To monitor your weight, not a few of you do some dinner-related tricks such as skipping appetizer and avoiding fat entirely. Unfortunately to your great dismay, the tricks turn out don’t work very well. Instead of losing weight, you gain even more weight. Here are some smarter tips for you for healthier dinner.
1. Don’t skip appetizers
To lose some weight, people tend to skip appetizers and go straight with the main course. In fact, when you haven’t eaten anything in four hours or more, you tend to overeat. As the main entrée usually contains more calories and fat, you’ll end up gaining some extra pounds. It is better to start your dinner with salad. Instead of picking iceberg lettuce, opt for dark-green leaves which contain more fiber. Besides healthier, fibers can also fill your stomach so that you’ll consume less during the main course.
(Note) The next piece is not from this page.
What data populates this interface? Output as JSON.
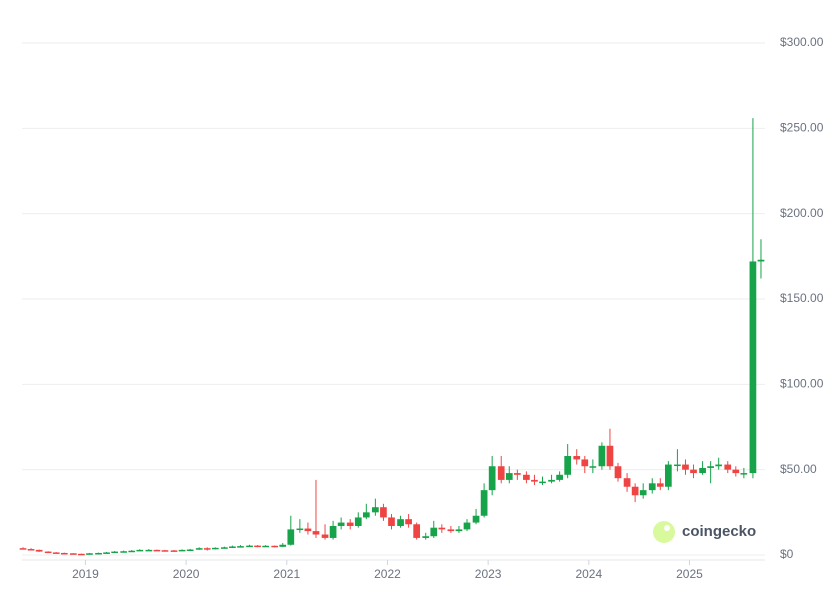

If you choose soup for the appetizer, you’ll be glad to know that there are plenty of canned soups which only contain 100 calories or less per serving.
2. Don’t skip fat altogether
Avoiding fat entirely in your meal can backfire. When you eat fat-free meals, you will find that you will get even hungrier within a couple of hours. Instead of avoiding fat, choose healthy fat. Healthy fats such as monounsaturated and polyunsaturated fats are helpful in increasing your good cholesterol levels and reducing the levels of bad cholesterol. Find these good fats in canola, olive, peanut, corn, soybean, and sunflower oils.
3. Use low-fat salad dressing
It is no use stuffing yourself on dark-green leafy salad if you serve it with butter, mayonnaise, margarine, or cream sauce. Actually, these toppings will only boost your fat and calorie storage. Healthier choice is to consume steamed vegetables without any dressing. If you are not accustomed to the plain flavor, you can add healthier toppings such as olive oil, vinegar, imitation bacon bits, salsa, pico de gallo, fat-free sour cream, low-cal spray salad dressings, spray-on butter, or Mrs. Dash.
4. Alternate your main ingredient
A lot of people think that chicken is the best ingredient for a high protein but low fat source. This is not entirely true if you choose the parts from the legs or the thighs. The healthiest part of chicken is the white meat chicken found in its breast. However, you will get bored of eating chicken after some time. As chicken is not the only option, you can switch to other healthy meats such as turkey breast, tuna, salmon, or lean roast beef.